Referencing the Russia-Ukraine military conflict and its impact on global supplies, Major called for greater integration among Caribbean countries to improve regional food security. That sort of unity could put the Caribbean in pole position as a trader of produce, he argued.

“One day, they will truly need the Caribbean, and so it is our time now as Caribbean nations to put our resources together, let that brotherly love be shown, let the expertise be experienced [/shared] among ourselves and let us sustain ourselves as a region,” he said.

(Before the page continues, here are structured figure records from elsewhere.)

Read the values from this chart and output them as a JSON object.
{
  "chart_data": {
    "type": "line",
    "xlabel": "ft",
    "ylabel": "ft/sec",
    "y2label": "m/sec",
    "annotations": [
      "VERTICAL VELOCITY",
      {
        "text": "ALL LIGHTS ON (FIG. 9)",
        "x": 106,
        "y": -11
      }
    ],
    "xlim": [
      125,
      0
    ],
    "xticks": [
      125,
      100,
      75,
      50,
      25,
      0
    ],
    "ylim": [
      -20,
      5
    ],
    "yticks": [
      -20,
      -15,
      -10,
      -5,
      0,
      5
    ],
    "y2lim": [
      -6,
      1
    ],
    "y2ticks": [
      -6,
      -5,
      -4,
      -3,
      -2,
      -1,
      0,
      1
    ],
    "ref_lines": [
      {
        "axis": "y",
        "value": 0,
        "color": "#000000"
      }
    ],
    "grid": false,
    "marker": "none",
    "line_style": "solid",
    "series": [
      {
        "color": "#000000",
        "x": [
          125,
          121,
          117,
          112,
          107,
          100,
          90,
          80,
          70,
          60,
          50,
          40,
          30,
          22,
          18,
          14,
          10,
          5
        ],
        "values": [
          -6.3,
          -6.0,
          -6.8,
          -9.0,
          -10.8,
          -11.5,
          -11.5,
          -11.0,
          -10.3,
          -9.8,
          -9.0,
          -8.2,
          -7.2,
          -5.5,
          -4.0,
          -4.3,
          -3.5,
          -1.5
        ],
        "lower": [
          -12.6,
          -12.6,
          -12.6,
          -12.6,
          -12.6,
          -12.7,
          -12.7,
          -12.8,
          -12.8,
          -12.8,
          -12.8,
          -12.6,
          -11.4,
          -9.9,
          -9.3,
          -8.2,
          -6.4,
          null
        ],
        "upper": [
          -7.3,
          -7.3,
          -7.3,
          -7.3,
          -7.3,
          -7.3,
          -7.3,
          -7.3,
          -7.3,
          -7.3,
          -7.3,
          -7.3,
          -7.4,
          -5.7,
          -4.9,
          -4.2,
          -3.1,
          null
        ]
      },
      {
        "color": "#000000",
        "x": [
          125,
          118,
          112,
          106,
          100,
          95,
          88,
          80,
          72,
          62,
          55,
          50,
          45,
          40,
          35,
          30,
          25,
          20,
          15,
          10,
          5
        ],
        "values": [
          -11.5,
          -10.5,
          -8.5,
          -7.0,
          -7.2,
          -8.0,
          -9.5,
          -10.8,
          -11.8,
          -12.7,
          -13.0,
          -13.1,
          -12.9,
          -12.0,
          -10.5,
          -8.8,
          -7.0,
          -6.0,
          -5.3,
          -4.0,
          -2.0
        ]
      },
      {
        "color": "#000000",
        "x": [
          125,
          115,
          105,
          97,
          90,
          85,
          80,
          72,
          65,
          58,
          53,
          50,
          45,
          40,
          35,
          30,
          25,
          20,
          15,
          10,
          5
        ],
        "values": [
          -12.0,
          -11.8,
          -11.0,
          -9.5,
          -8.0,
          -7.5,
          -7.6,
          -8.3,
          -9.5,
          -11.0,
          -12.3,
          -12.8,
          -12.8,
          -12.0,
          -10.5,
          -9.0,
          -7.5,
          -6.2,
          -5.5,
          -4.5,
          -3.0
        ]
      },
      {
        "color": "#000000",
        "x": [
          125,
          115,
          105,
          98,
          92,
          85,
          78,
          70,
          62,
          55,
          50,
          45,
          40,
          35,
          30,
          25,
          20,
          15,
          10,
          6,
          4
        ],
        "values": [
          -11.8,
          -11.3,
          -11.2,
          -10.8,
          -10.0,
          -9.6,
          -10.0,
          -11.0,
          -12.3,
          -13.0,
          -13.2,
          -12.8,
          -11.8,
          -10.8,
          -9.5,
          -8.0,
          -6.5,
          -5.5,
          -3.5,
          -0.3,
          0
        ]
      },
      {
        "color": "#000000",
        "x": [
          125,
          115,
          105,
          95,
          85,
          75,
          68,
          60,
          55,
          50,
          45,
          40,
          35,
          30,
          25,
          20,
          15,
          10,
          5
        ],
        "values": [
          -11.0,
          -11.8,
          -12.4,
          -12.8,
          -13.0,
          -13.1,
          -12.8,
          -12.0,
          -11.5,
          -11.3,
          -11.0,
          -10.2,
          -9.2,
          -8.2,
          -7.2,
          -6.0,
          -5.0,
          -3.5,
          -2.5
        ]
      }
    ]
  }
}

Major said he was also impressed about the level of engagement of young Jamaicans in the agricultural sector, adding that the passion he saw was testament to the value of farming. He said that a love of the soil was in the DNA of locals.

“I met a young lady in one of the pavilions. Her story touched my heart. She said that ‘we are poor’, [but] she entered this competition and she won two pigs as a prize, but those two pigs are paying her way through college, because they breed.

“She said it takes the stress off her and her mother,” he said.